Caffeinate with Local Flavor
Kentucky Knows owner and proud U.S. Marine, Tony Davis has found a way to successfully infuse Arabica coffee with local flavor by toasting his beans in a German roaster before letting them rest in bourbon barrels sourced from nearby Buffalo Trace Distillery. The result is smooth-drinking brews in rich Bourbon Ball, Butterscotch Cream, Praline, Bourbon Mint, Chocolate Chipotle and Cowboy Barrel variations. After sipping a mug of fresh-brewed coffee in the cozy on-site café, browse an appealing selection of hand-crafted wood products and pick up a bag or two of beans to take home.
Tour an Historic Home
A National Historic Landmark, the Liberty Hall Historic Site was home to John Brown, one of Kentucky’s earliest senators, and later, his son Orlando Brown. Daily guided tours usher visitors through the two bespoke furnished houses and around four acres of gardens to see how the senator and his family lived during the early 19th century. Keep an eye peeled for the Gray Lady, a famous ghost that’s been repeatedly spotted in one of the upstairs bedrooms.

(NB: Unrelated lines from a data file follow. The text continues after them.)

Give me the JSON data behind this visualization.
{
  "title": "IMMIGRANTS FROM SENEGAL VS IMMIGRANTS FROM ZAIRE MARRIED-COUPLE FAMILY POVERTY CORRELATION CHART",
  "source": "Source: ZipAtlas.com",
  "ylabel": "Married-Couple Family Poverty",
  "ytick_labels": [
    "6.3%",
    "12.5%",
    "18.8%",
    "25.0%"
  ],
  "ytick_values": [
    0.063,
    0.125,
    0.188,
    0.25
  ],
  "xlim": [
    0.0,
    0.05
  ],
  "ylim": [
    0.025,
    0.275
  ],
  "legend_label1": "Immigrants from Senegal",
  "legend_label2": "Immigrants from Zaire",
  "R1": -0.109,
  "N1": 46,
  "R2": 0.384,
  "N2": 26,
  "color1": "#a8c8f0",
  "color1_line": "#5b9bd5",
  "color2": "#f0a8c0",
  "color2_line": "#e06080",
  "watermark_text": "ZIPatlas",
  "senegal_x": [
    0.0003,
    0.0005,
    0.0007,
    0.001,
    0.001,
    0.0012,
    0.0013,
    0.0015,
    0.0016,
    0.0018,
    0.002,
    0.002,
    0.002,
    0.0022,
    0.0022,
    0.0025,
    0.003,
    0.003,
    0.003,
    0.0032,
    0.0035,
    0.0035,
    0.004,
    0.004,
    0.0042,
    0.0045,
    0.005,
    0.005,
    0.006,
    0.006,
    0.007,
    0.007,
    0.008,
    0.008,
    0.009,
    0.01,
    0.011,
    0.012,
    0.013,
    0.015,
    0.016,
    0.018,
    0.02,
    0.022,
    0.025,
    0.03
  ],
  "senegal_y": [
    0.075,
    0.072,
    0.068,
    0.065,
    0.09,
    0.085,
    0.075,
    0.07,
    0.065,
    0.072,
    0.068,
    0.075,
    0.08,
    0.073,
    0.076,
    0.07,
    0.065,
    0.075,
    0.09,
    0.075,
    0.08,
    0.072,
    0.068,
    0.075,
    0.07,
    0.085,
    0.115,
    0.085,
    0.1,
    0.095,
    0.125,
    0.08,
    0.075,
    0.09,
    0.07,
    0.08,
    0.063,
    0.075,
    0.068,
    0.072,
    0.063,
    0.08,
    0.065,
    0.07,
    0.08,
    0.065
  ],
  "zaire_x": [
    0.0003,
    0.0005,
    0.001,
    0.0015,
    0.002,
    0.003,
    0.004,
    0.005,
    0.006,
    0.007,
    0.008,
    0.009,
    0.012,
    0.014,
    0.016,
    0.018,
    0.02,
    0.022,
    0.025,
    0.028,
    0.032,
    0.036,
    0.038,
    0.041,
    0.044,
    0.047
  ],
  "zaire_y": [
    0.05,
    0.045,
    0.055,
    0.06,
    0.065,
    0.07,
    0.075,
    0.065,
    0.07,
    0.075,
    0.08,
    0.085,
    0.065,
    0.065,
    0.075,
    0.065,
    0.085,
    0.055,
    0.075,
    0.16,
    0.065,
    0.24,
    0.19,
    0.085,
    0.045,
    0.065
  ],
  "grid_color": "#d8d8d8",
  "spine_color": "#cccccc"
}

Shop in Downtown Frankfort
Lined with local storefronts, art galleries and a diverse range of restaurants, Frankfort’s historic downtown buzzes with an appealing energy. It’s easy to while away a pleasant morning or afternoon browsing Frankfort mainstays like Poor Richard’s Books, Old Capitol Antiques, and Kentucky Gentlemen Cigars. For sustenance, pop into Serafini for a Pimento cheeseburger, Mi Fiesta for delicious Mexican fare, or Mai Saigon for authentic Vietnamese cuisine. If you get tired of walking, hop a free ride April through October on the Frankfort Trolley.
Get Your Feet Wet
The Kentucky River tempts visitors to get outside during the summer months for canoeing, kayaking, and boating through a series of historic operational locks. Based in Madison, Indiana, Rockin’ Thunder River Tours hosts leisurely two-day roundtrip journeys down the Kentucky River to Frankfort aboard a New Zealand jet boat. Frankfort’s also home to two water-based bourbon tours—both part of the Kentucky Bourbon Trail and the only excursions of their kind in the state. Kentucky River Tours pilot guests along a one-hour journey that addresses six regional distilleries, while Bourbon Paddle Tours partner with Buffalo Trace for a guided group canoe or kayak trip on the river through Lock and Dam Four, culminating with a tour of the distillery.